Pendant que le Mexique connaissait une période plus ou moins trouble, héritage de la colonisation espagnole de ce pays, son voisin, Etat jeune et ambitieux, les Etats-Unis d'Amérique, élargissait ses territoires au cours de ce qu'on appelait, alors, la Conquête de l'Ouest. Fatalement, les Américains – ou «Gringos» comme les appellent les Mexicains – devaient, par le biais de leurs colons déjà installés et voraces, se confronter aux armées du général de Santa Anna et après une guerre inégale qu'ils avaient remportée, annexèrent finalement toutes les terres du nord et de l'ouest du Mexique.
Indépendance du Texas
La partie texane de l'Etat mexicain de Coahuila y Tejas entre en rébellion en mars 1836. Santa Anna sur ordre du gouvernement mexicain marche à la tête de
6 000 recrues inexpérimentés vers le nord pour remettre la province rebelle sous contrôle, mais il est capturé par les forces séparatistes après la bataille de San Jacinto le 22 avril 1836. Menacé dans son intégrité physique, il ordonne le retrait des troupes du Texas. Ordre qui n'aurait pas dû être suivi, aucune armée ne devant obéir à un chef prisonnier.
A Mexico, le gouvernement du président José Justo Corro le déchoit de son commandement. Après quelque temps de captivité et d'éloignement aux Etats-Unis, il est autorisé à retourner au Mexique. Il se retire alors dans l'Etat de Veracruz dans une de ses propriétés.
En 1838 Santa Anna (qui, alors, n'occupait pas la présidence) voit une chance de montrer qu'il est encore là quand la marine du roi de France, Louis-Philippe (1830-1848) débarque à Veracruz sous prétexte de faire indemniser des commerçants français victimes de troubles à Mexico. Cette intervention fut appelée guerre des Pâtisseries.
Nouveau mandat présidentiel
Cet exercice du pouvoir est encore dur et plus bureaucratique que précédemment.
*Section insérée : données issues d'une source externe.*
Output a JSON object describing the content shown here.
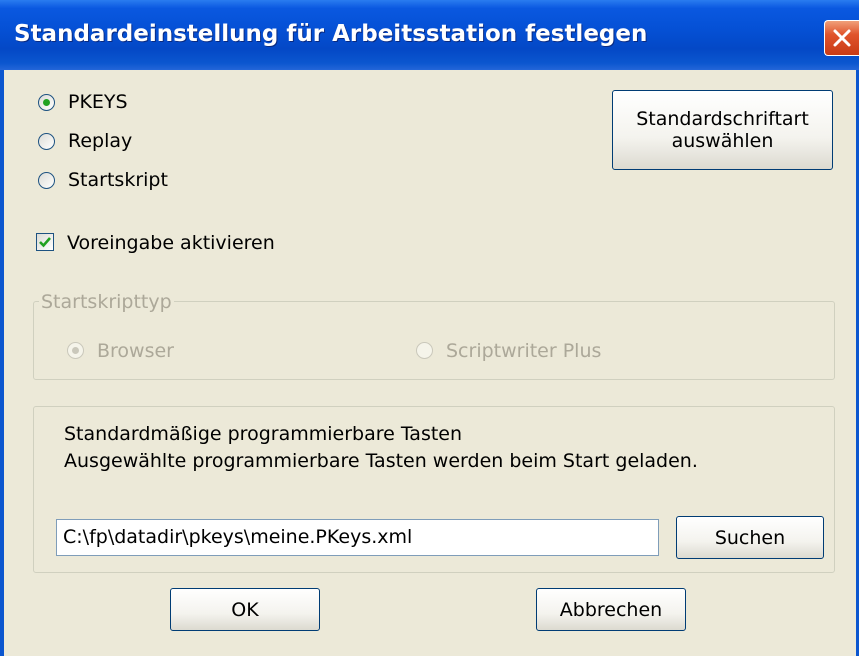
{
  "window": {
    "title": "Standardeinstellung für Arbeitsstation festlegen",
    "close_icon": "close-icon",
    "colors": {
      "titlebar": "#0551d6",
      "close": "#e0542c",
      "dialog_bg": "#ece9d8",
      "disabled_text": "#aca899"
    }
  },
  "startup_mode": {
    "options": [
      {
        "label": "PKEYS",
        "selected": true
      },
      {
        "label": "Replay",
        "selected": false
      },
      {
        "label": "Startskript",
        "selected": false
      }
    ]
  },
  "font_button": {
    "line1": "Standardschriftart",
    "line2": "auswählen"
  },
  "preset": {
    "label": "Voreingabe aktivieren",
    "checked": true
  },
  "script_type": {
    "legend": "Startskripttyp",
    "enabled": false,
    "options": [
      {
        "label": "Browser",
        "selected": true
      },
      {
        "label": "Scriptwriter Plus",
        "selected": false
      }
    ]
  },
  "keys": {
    "line1": "Standardmäßige programmierbare Tasten",
    "line2": "Ausgewählte programmierbare Tasten werden beim Start geladen.",
    "path_value": "C:\\fp\\datadir\\pkeys\\meine.PKeys.xml",
    "search_label": "Suchen"
  },
  "footer": {
    "ok_label": "OK",
    "cancel_label": "Abbrechen"
  }
}
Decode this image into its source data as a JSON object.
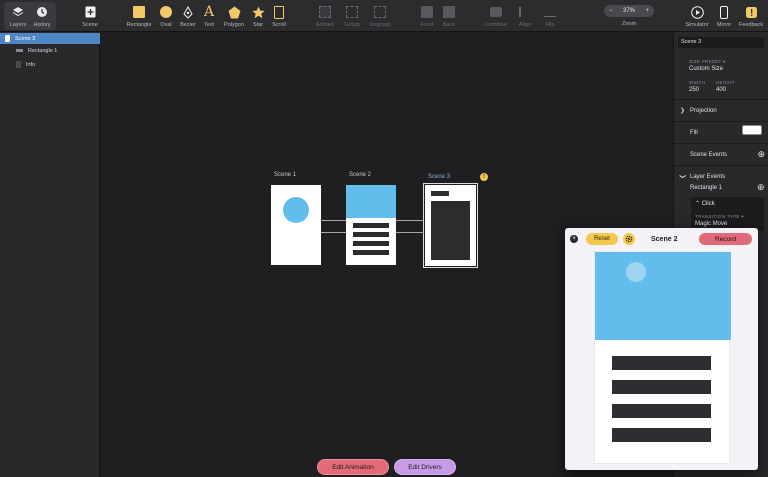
{
  "toolbar": {
    "layers": "Layers",
    "history": "History",
    "scene": "Scene",
    "rectangle": "Rectangle",
    "oval": "Oval",
    "bezier": "Bezier",
    "text": "Text",
    "polygon": "Polygon",
    "star": "Star",
    "scroll": "Scroll",
    "embed": "Embed",
    "group": "Group",
    "ungroup": "Ungroup",
    "front": "Front",
    "back": "Back",
    "combine": "Combine",
    "align": "Align",
    "flip": "Flip",
    "zoom_value": "37%",
    "zoom_minus": "−",
    "zoom_plus": "+",
    "zoom_label": "Zoom",
    "simulator": "Simulator",
    "mirror": "Mirror",
    "feedback": "Feedback"
  },
  "layers_panel": {
    "items": [
      {
        "label": "Scene 3"
      },
      {
        "label": "Rectangle 1"
      },
      {
        "label": "Info"
      }
    ]
  },
  "canvas": {
    "scenes": [
      {
        "title": "Scene 1"
      },
      {
        "title": "Scene 2"
      },
      {
        "title": "Scene 3"
      }
    ],
    "warning_badge": "!",
    "buttons": {
      "edit_animation": "Edit Animation",
      "edit_drivers": "Edit Drivers"
    }
  },
  "inspector": {
    "name": "Scene 3",
    "size_preset_label": "SIZE PRESET ▾",
    "size_preset_value": "Custom Size",
    "width_label": "WIDTH",
    "width_value": "250",
    "height_label": "HEIGHT",
    "height_value": "400",
    "projection": "Projection",
    "fill": "Fill",
    "scene_events": "Scene Events",
    "layer_events": "Layer Events",
    "layer_event_target": "Rectangle 1",
    "event_trigger": "⌃ Click",
    "transition_type_label": "TRANSITION TYPE ▾",
    "transition_type_value": "Magic Move"
  },
  "preview": {
    "close": "×",
    "reset": "Reset",
    "title": "Scene 2",
    "record": "Record"
  },
  "colors": {
    "accent_blue": "#4f86c6",
    "scene_blue": "#62bdec",
    "reset_yellow": "#f2c94c",
    "record_red": "#e06a78",
    "edit_animation": "#e36b78",
    "edit_drivers": "#c79be6"
  }
}
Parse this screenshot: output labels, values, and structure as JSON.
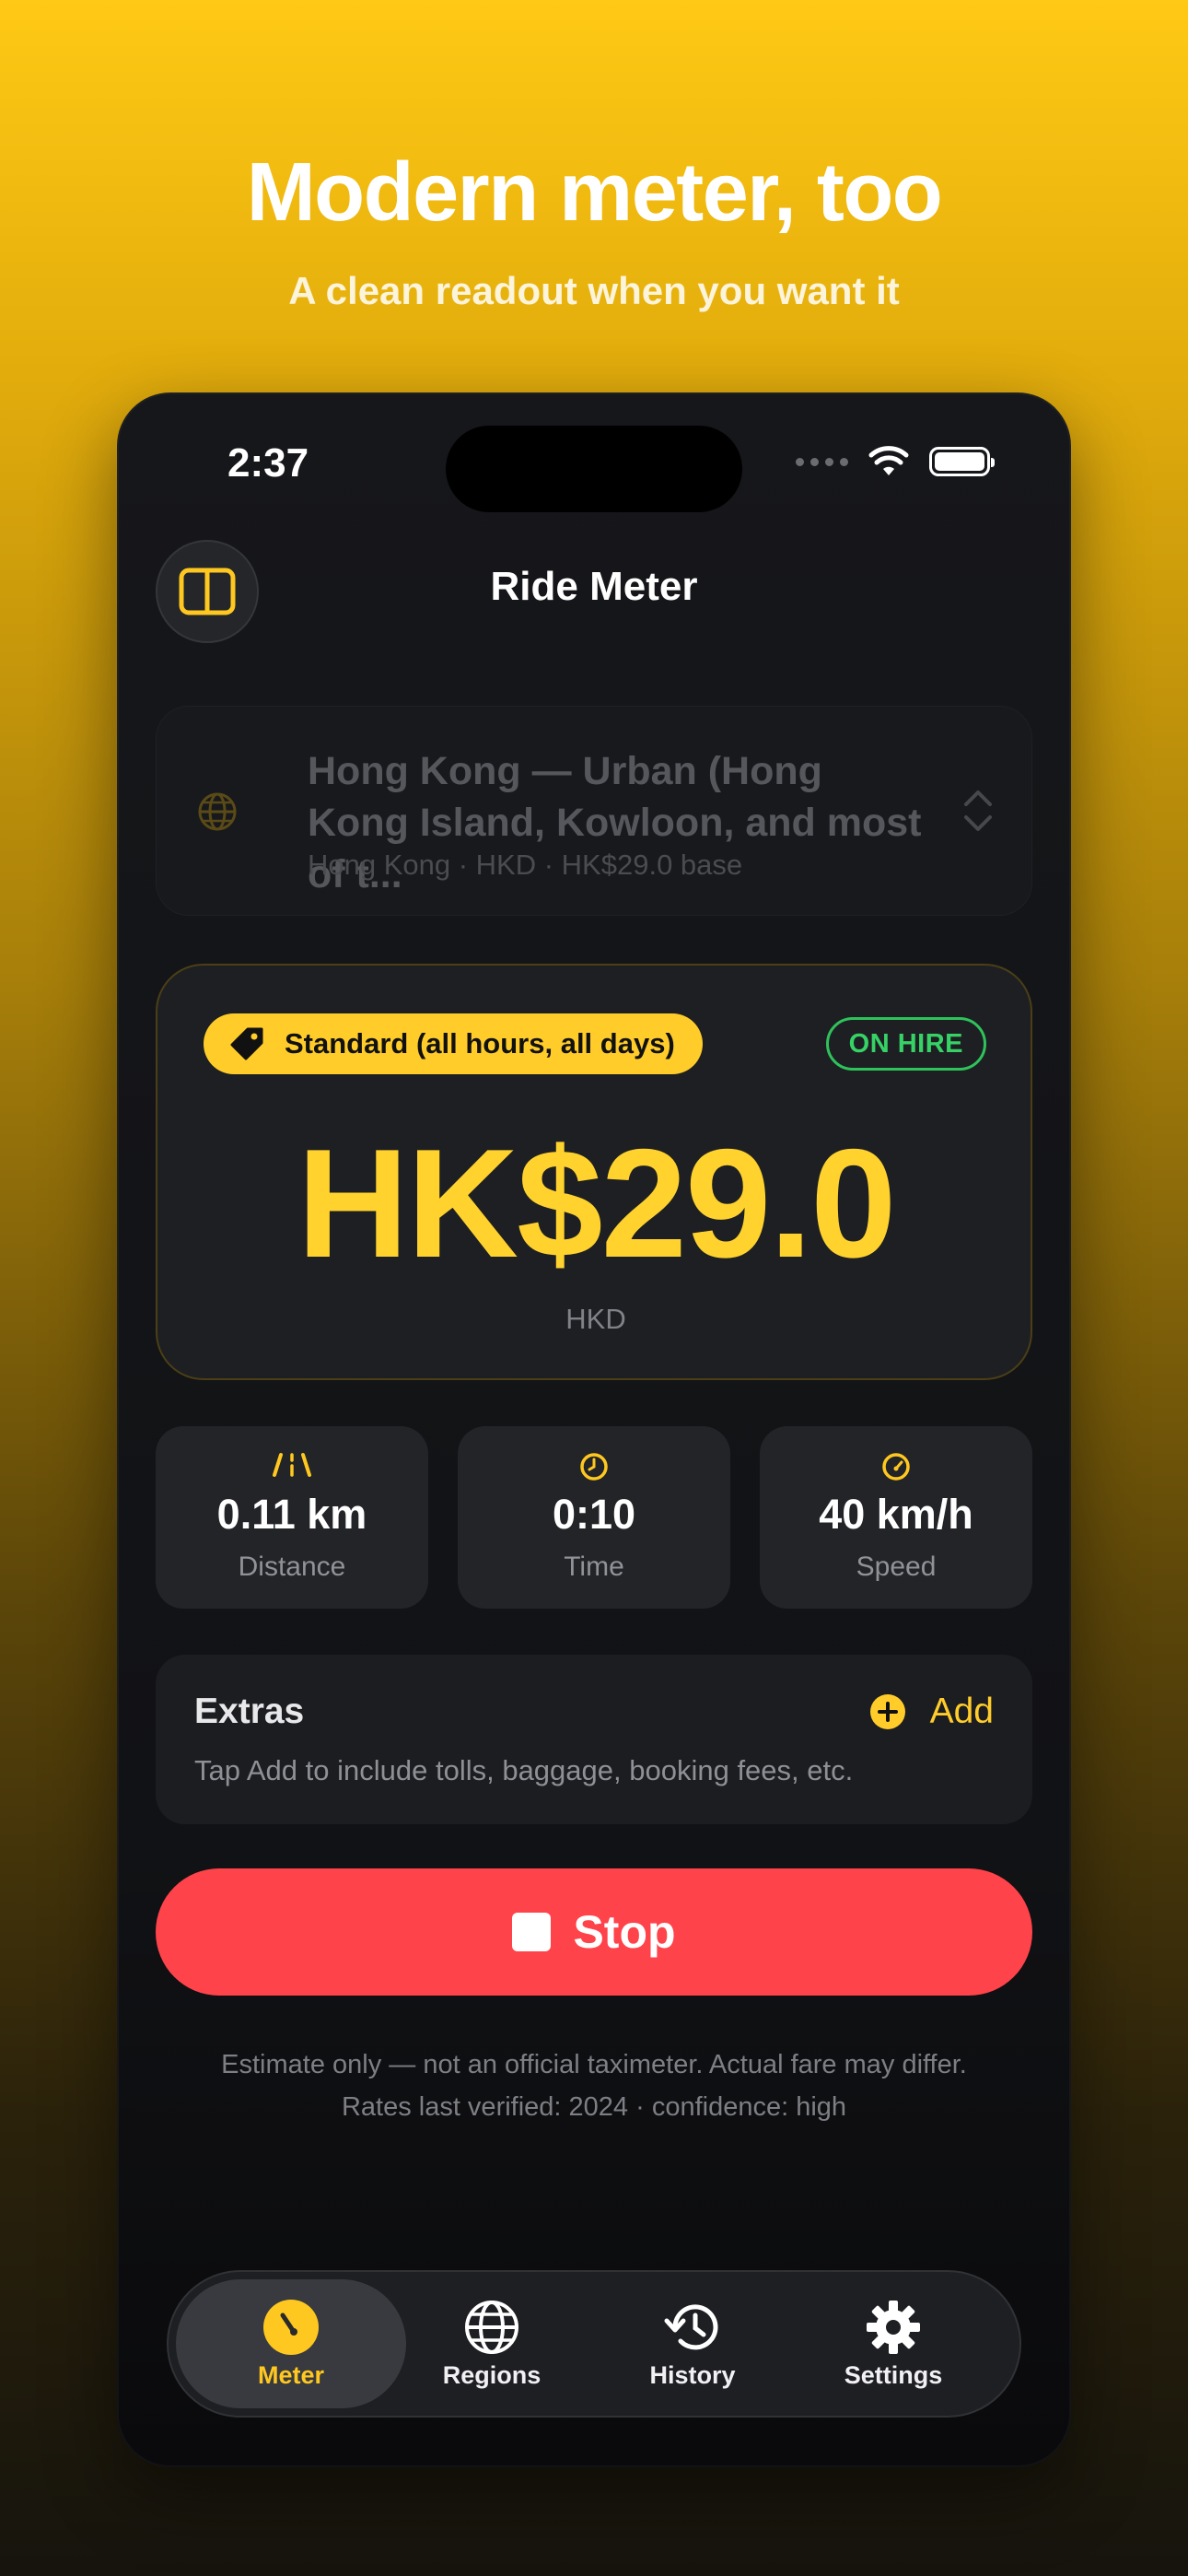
{
  "promo": {
    "headline": "Modern meter, too",
    "subheadline": "A clean readout when you want it"
  },
  "status_bar": {
    "time": "2:37"
  },
  "nav": {
    "title": "Ride Meter"
  },
  "region": {
    "name": "Hong Kong — Urban (Hong Kong Island, Kowloon, and most of t...",
    "meta": "Hong Kong  ·  HKD  ·  HK$29.0 base"
  },
  "fare": {
    "tariff_label": "Standard (all hours, all days)",
    "status": "ON HIRE",
    "amount": "HK$29.0",
    "currency": "HKD"
  },
  "stats": {
    "distance": {
      "value": "0.11 km",
      "label": "Distance"
    },
    "time": {
      "value": "0:10",
      "label": "Time"
    },
    "speed": {
      "value": "40 km/h",
      "label": "Speed"
    }
  },
  "extras": {
    "title": "Extras",
    "add_label": "Add",
    "hint": "Tap Add to include tolls, baggage, booking fees, etc."
  },
  "stop_button": {
    "label": "Stop"
  },
  "disclaimer": {
    "line1": "Estimate only — not an official taximeter. Actual fare may differ.",
    "line2": "Rates last verified: 2024 · confidence: high"
  },
  "tabs": [
    {
      "label": "Meter",
      "icon": "gauge-icon",
      "active": true
    },
    {
      "label": "Regions",
      "icon": "globe-icon",
      "active": false
    },
    {
      "label": "History",
      "icon": "history-clock-icon",
      "active": false
    },
    {
      "label": "Settings",
      "icon": "gear-icon",
      "active": false
    }
  ],
  "colors": {
    "accent": "#ffcc2a",
    "stop": "#ff434a",
    "on_hire": "#37d266"
  }
}
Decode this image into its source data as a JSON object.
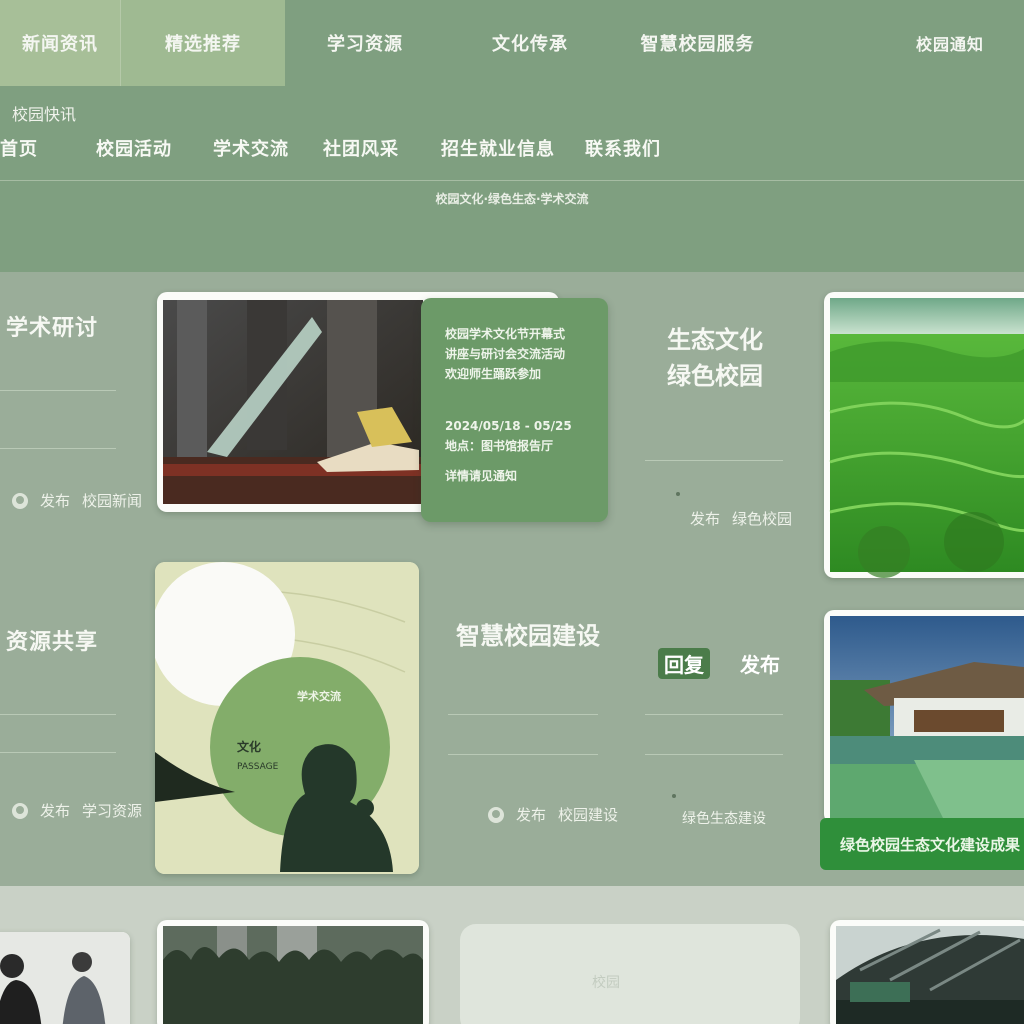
{
  "nav": {
    "tabs": [
      "新闻资讯",
      "精选推荐",
      "学习资源",
      "文化传承",
      "智慧校园服务",
      "校园通知"
    ]
  },
  "subnav": {
    "title": "校园快讯",
    "items": [
      "首页",
      "校园活动",
      "学术交流",
      "社团风采",
      "招生就业信息",
      "联系我们"
    ]
  },
  "header": {
    "caption": "校园文化·绿色生态·学术交流"
  },
  "sections": [
    {
      "side_title": "学术研讨",
      "side_meta": {
        "label": "发布",
        "value": "校园新闻"
      },
      "info_panel": {
        "lines_a": [
          "校园学术文化节开幕式",
          "讲座与研讨会交流活动",
          "欢迎师生踊跃参加"
        ],
        "lines_b": [
          "2024/05/18 - 05/25",
          "地点：图书馆报告厅"
        ],
        "line_c": "详情请见通知"
      },
      "col_title": "生态文化\n绿色校园",
      "col_meta": {
        "label": "发布",
        "value": "绿色校园"
      }
    },
    {
      "side_title": "资源共享",
      "side_meta": {
        "label": "发布",
        "value": "学习资源"
      },
      "poster": {
        "small": "学术交流",
        "caption": "文化",
        "sub": "PASSAGE"
      },
      "col_title": "智慧校园建设",
      "col_meta": {
        "label": "发布",
        "value": "校园建设"
      },
      "badges": [
        "回复",
        "发布"
      ],
      "col3_meta": "绿色生态建设"
    }
  ],
  "green_banner": "绿色校园生态文化建设成果 立",
  "bottom": {
    "blank_card_mark": "校园"
  },
  "colors": {
    "header_bg": "#7f9f80",
    "accent_green": "#6c9a68",
    "banner_green": "#2f8f3a",
    "page_bg": "#9aad99"
  }
}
Il lève des taxes nécessaires au fonctionnement des administrations, de l'armée, de la formation d'un Etat présent, ce qui provoque la colère des riches qui ne voulaient rien payer et des classes populaires déjà très atteintes. Plusieurs Etats mexicains cessent purement et simplement toutes relations avec le gouvernement central. Le Yucatán se déclare république indépendante. En décembre 1844, l'opposition est telle que Santa Anna décide qu'il est sage d'accepter l'offre (pour éviter une guerre civile) de renoncer à la présidence et de partir en exil avec une pension généreuse. Il s'en va, donc, à Cuba.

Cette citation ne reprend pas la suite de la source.